Pour envoyer le balancier dans le sens inverse, je trouve au contraire au travers de cette affaire des points positifs. La réaction très vive et rapide du gouvernement qui sans complaisance a pris les choses en mains. L’attitude des concurrents indiens qui se sont abstenus de tirer sur l’ambulance. Verrait-on les mêmes choses chez nous ?
Depuis un an avec les crises de la roupie trop forte, du ralentissement aux Etats-Unis, l’industrie informatique indienne poursuit une phase d’assainissement. Il manquait le volet financier, aucun doute que l’exemple Satyam va accélérer le mouvement.
(début de citation)je ne peux m'empêcher de repenser à tous les efforts de cette SSII pour afficher haut et fort sa «responsabilité sociale», allant jusqu'à diffuser le tube de Michael Jackson, It is a better world (!), avant de nous présenter un film sur sa fondation! (fin de citation)
Franchement il n'y a pas besoin d'aller aussi loin pour constater ce type d'abus.

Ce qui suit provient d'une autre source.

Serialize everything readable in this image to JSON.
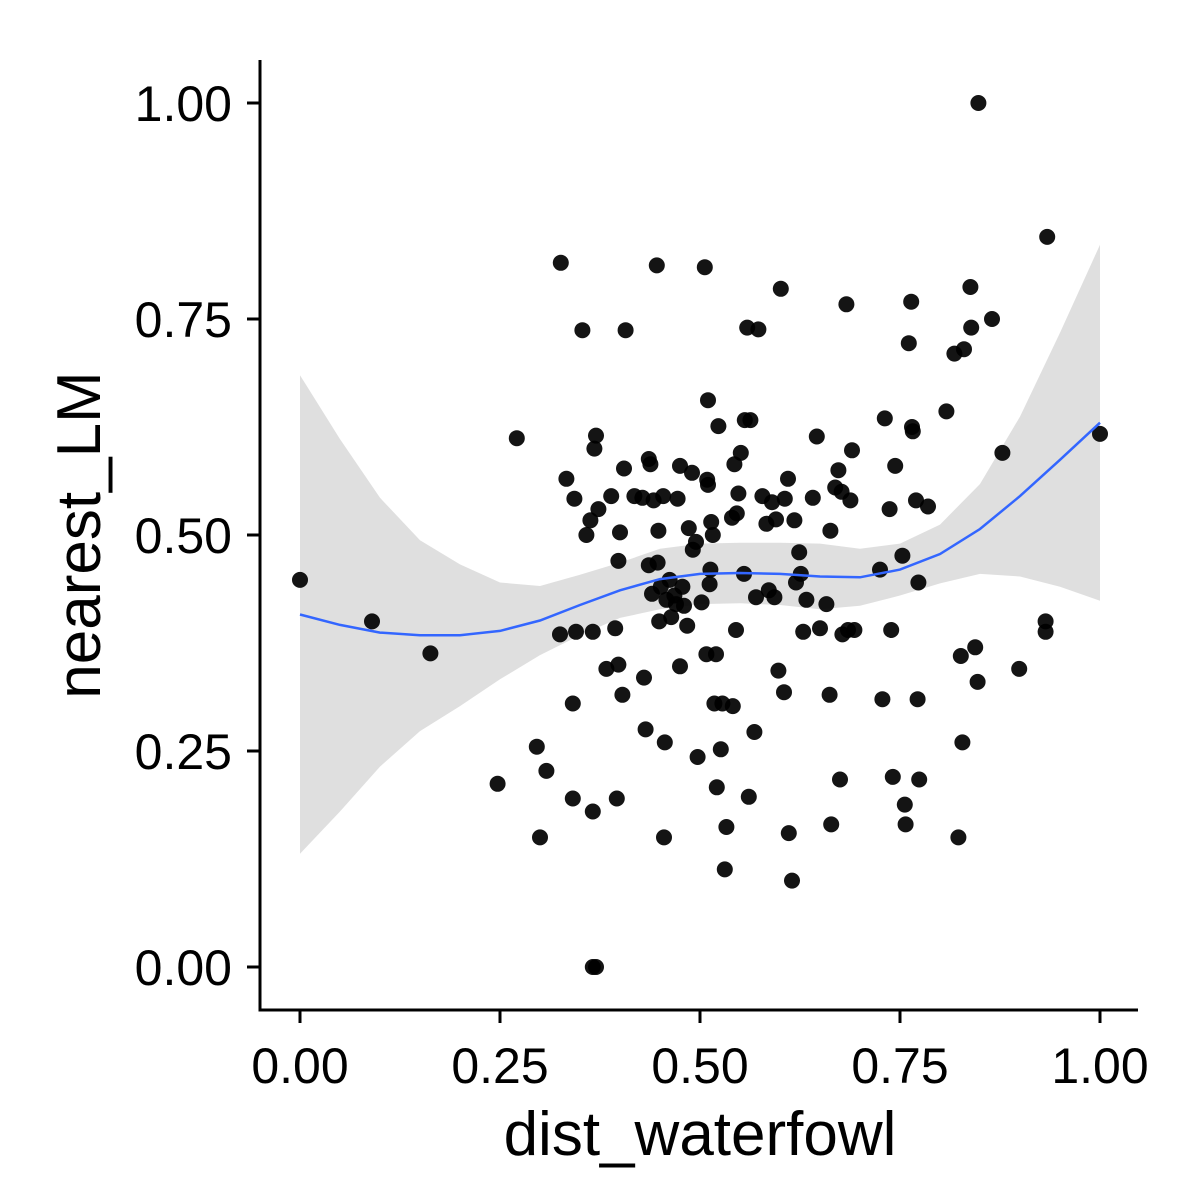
{
  "chart_data": {
    "type": "scatter",
    "xlabel": "dist_waterfowl",
    "ylabel": "nearest_LM",
    "xlim": [
      -0.05,
      1.05
    ],
    "ylim": [
      -0.05,
      1.05
    ],
    "x_ticks": [
      0,
      0.25,
      0.5,
      0.75,
      1
    ],
    "x_tick_labels": [
      "0.00",
      "0.25",
      "0.50",
      "0.75",
      "1.00"
    ],
    "y_ticks": [
      0,
      0.25,
      0.5,
      0.75,
      1
    ],
    "y_tick_labels": [
      "0.00",
      "0.25",
      "0.50",
      "0.75",
      "1.00"
    ],
    "grid": false,
    "legend": "none",
    "colors": {
      "points": "#000000",
      "smooth_line": "#3366FF",
      "confidence_band": "#D9D9D9",
      "axis": "#000000"
    },
    "points": [
      [
        0.0,
        0.448
      ],
      [
        0.09,
        0.4
      ],
      [
        0.163,
        0.363
      ],
      [
        0.247,
        0.212
      ],
      [
        0.271,
        0.612
      ],
      [
        0.296,
        0.255
      ],
      [
        0.3,
        0.15
      ],
      [
        0.308,
        0.227
      ],
      [
        0.325,
        0.385
      ],
      [
        0.326,
        0.815
      ],
      [
        0.333,
        0.565
      ],
      [
        0.341,
        0.305
      ],
      [
        0.341,
        0.195
      ],
      [
        0.343,
        0.542
      ],
      [
        0.345,
        0.388
      ],
      [
        0.353,
        0.737
      ],
      [
        0.358,
        0.5
      ],
      [
        0.363,
        0.517
      ],
      [
        0.366,
        0.388
      ],
      [
        0.366,
        0.18
      ],
      [
        0.366,
        0.0
      ],
      [
        0.37,
        0.0
      ],
      [
        0.368,
        0.6
      ],
      [
        0.37,
        0.615
      ],
      [
        0.373,
        0.53
      ],
      [
        0.383,
        0.345
      ],
      [
        0.389,
        0.545
      ],
      [
        0.394,
        0.392
      ],
      [
        0.396,
        0.195
      ],
      [
        0.398,
        0.47
      ],
      [
        0.398,
        0.35
      ],
      [
        0.4,
        0.503
      ],
      [
        0.403,
        0.315
      ],
      [
        0.405,
        0.577
      ],
      [
        0.407,
        0.737
      ],
      [
        0.418,
        0.545
      ],
      [
        0.428,
        0.543
      ],
      [
        0.43,
        0.335
      ],
      [
        0.432,
        0.275
      ],
      [
        0.436,
        0.588
      ],
      [
        0.436,
        0.465
      ],
      [
        0.438,
        0.582
      ],
      [
        0.44,
        0.432
      ],
      [
        0.442,
        0.54
      ],
      [
        0.446,
        0.812
      ],
      [
        0.447,
        0.468
      ],
      [
        0.448,
        0.505
      ],
      [
        0.449,
        0.4
      ],
      [
        0.451,
        0.44
      ],
      [
        0.454,
        0.545
      ],
      [
        0.455,
        0.15
      ],
      [
        0.456,
        0.26
      ],
      [
        0.458,
        0.425
      ],
      [
        0.462,
        0.448
      ],
      [
        0.464,
        0.405
      ],
      [
        0.468,
        0.43
      ],
      [
        0.47,
        0.42
      ],
      [
        0.472,
        0.542
      ],
      [
        0.475,
        0.58
      ],
      [
        0.475,
        0.348
      ],
      [
        0.478,
        0.44
      ],
      [
        0.48,
        0.418
      ],
      [
        0.484,
        0.395
      ],
      [
        0.486,
        0.508
      ],
      [
        0.49,
        0.572
      ],
      [
        0.491,
        0.483
      ],
      [
        0.495,
        0.492
      ],
      [
        0.497,
        0.243
      ],
      [
        0.502,
        0.422
      ],
      [
        0.506,
        0.81
      ],
      [
        0.508,
        0.362
      ],
      [
        0.509,
        0.564
      ],
      [
        0.51,
        0.656
      ],
      [
        0.51,
        0.558
      ],
      [
        0.512,
        0.443
      ],
      [
        0.513,
        0.46
      ],
      [
        0.514,
        0.515
      ],
      [
        0.516,
        0.5
      ],
      [
        0.518,
        0.305
      ],
      [
        0.52,
        0.362
      ],
      [
        0.521,
        0.208
      ],
      [
        0.523,
        0.626
      ],
      [
        0.526,
        0.252
      ],
      [
        0.528,
        0.305
      ],
      [
        0.531,
        0.113
      ],
      [
        0.533,
        0.162
      ],
      [
        0.54,
        0.52
      ],
      [
        0.541,
        0.302
      ],
      [
        0.543,
        0.582
      ],
      [
        0.545,
        0.39
      ],
      [
        0.546,
        0.525
      ],
      [
        0.548,
        0.548
      ],
      [
        0.551,
        0.595
      ],
      [
        0.555,
        0.455
      ],
      [
        0.556,
        0.633
      ],
      [
        0.559,
        0.74
      ],
      [
        0.561,
        0.197
      ],
      [
        0.563,
        0.633
      ],
      [
        0.568,
        0.272
      ],
      [
        0.57,
        0.428
      ],
      [
        0.573,
        0.738
      ],
      [
        0.578,
        0.545
      ],
      [
        0.583,
        0.513
      ],
      [
        0.586,
        0.436
      ],
      [
        0.59,
        0.538
      ],
      [
        0.593,
        0.428
      ],
      [
        0.595,
        0.518
      ],
      [
        0.598,
        0.343
      ],
      [
        0.601,
        0.785
      ],
      [
        0.605,
        0.318
      ],
      [
        0.606,
        0.542
      ],
      [
        0.61,
        0.565
      ],
      [
        0.611,
        0.155
      ],
      [
        0.615,
        0.1
      ],
      [
        0.618,
        0.517
      ],
      [
        0.62,
        0.445
      ],
      [
        0.624,
        0.48
      ],
      [
        0.626,
        0.455
      ],
      [
        0.629,
        0.388
      ],
      [
        0.633,
        0.425
      ],
      [
        0.641,
        0.543
      ],
      [
        0.646,
        0.614
      ],
      [
        0.65,
        0.392
      ],
      [
        0.658,
        0.42
      ],
      [
        0.662,
        0.315
      ],
      [
        0.663,
        0.505
      ],
      [
        0.664,
        0.165
      ],
      [
        0.669,
        0.555
      ],
      [
        0.673,
        0.575
      ],
      [
        0.675,
        0.217
      ],
      [
        0.677,
        0.55
      ],
      [
        0.678,
        0.385
      ],
      [
        0.683,
        0.767
      ],
      [
        0.685,
        0.39
      ],
      [
        0.688,
        0.54
      ],
      [
        0.69,
        0.598
      ],
      [
        0.693,
        0.39
      ],
      [
        0.725,
        0.46
      ],
      [
        0.728,
        0.31
      ],
      [
        0.731,
        0.635
      ],
      [
        0.737,
        0.53
      ],
      [
        0.739,
        0.39
      ],
      [
        0.741,
        0.22
      ],
      [
        0.744,
        0.58
      ],
      [
        0.753,
        0.476
      ],
      [
        0.756,
        0.188
      ],
      [
        0.757,
        0.165
      ],
      [
        0.761,
        0.722
      ],
      [
        0.764,
        0.77
      ],
      [
        0.765,
        0.625
      ],
      [
        0.766,
        0.62
      ],
      [
        0.77,
        0.54
      ],
      [
        0.772,
        0.31
      ],
      [
        0.773,
        0.445
      ],
      [
        0.774,
        0.217
      ],
      [
        0.785,
        0.533
      ],
      [
        0.808,
        0.643
      ],
      [
        0.818,
        0.71
      ],
      [
        0.823,
        0.15
      ],
      [
        0.826,
        0.36
      ],
      [
        0.828,
        0.26
      ],
      [
        0.83,
        0.715
      ],
      [
        0.838,
        0.787
      ],
      [
        0.839,
        0.74
      ],
      [
        0.844,
        0.37
      ],
      [
        0.847,
        0.33
      ],
      [
        0.848,
        1.0
      ],
      [
        0.865,
        0.75
      ],
      [
        0.878,
        0.595
      ],
      [
        0.899,
        0.345
      ],
      [
        0.932,
        0.4
      ],
      [
        0.932,
        0.388
      ],
      [
        0.934,
        0.845
      ],
      [
        1.0,
        0.617
      ]
    ],
    "smooth": {
      "x": [
        0.0,
        0.05,
        0.1,
        0.15,
        0.2,
        0.25,
        0.3,
        0.35,
        0.4,
        0.45,
        0.5,
        0.55,
        0.6,
        0.65,
        0.7,
        0.75,
        0.8,
        0.85,
        0.9,
        0.95,
        1.0
      ],
      "y": [
        0.408,
        0.396,
        0.387,
        0.384,
        0.384,
        0.389,
        0.401,
        0.419,
        0.436,
        0.449,
        0.455,
        0.456,
        0.455,
        0.452,
        0.451,
        0.46,
        0.478,
        0.507,
        0.545,
        0.587,
        0.63
      ],
      "lower": [
        0.131,
        0.18,
        0.232,
        0.273,
        0.302,
        0.333,
        0.361,
        0.384,
        0.404,
        0.414,
        0.42,
        0.421,
        0.419,
        0.414,
        0.418,
        0.43,
        0.444,
        0.455,
        0.452,
        0.44,
        0.424
      ],
      "upper": [
        0.685,
        0.611,
        0.543,
        0.494,
        0.466,
        0.445,
        0.441,
        0.454,
        0.468,
        0.484,
        0.49,
        0.491,
        0.491,
        0.49,
        0.484,
        0.49,
        0.512,
        0.559,
        0.637,
        0.734,
        0.836
      ]
    }
  }
}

L'immense majorité des SSIIs françaises ont le même type de politique e.g; site web vantant la responsabilité sociale, le savoir faire, etc... de l'entreprise, opérations de recrutement ludique sur facebook opposés à la réalité des pratiques manageuriales, et des détournements divers - voir les affaires GFI, Altran et autres. Pourquoi ouvrir de grands yeux étonnés lorsque d'autres pays réagissent exactement de la même manière?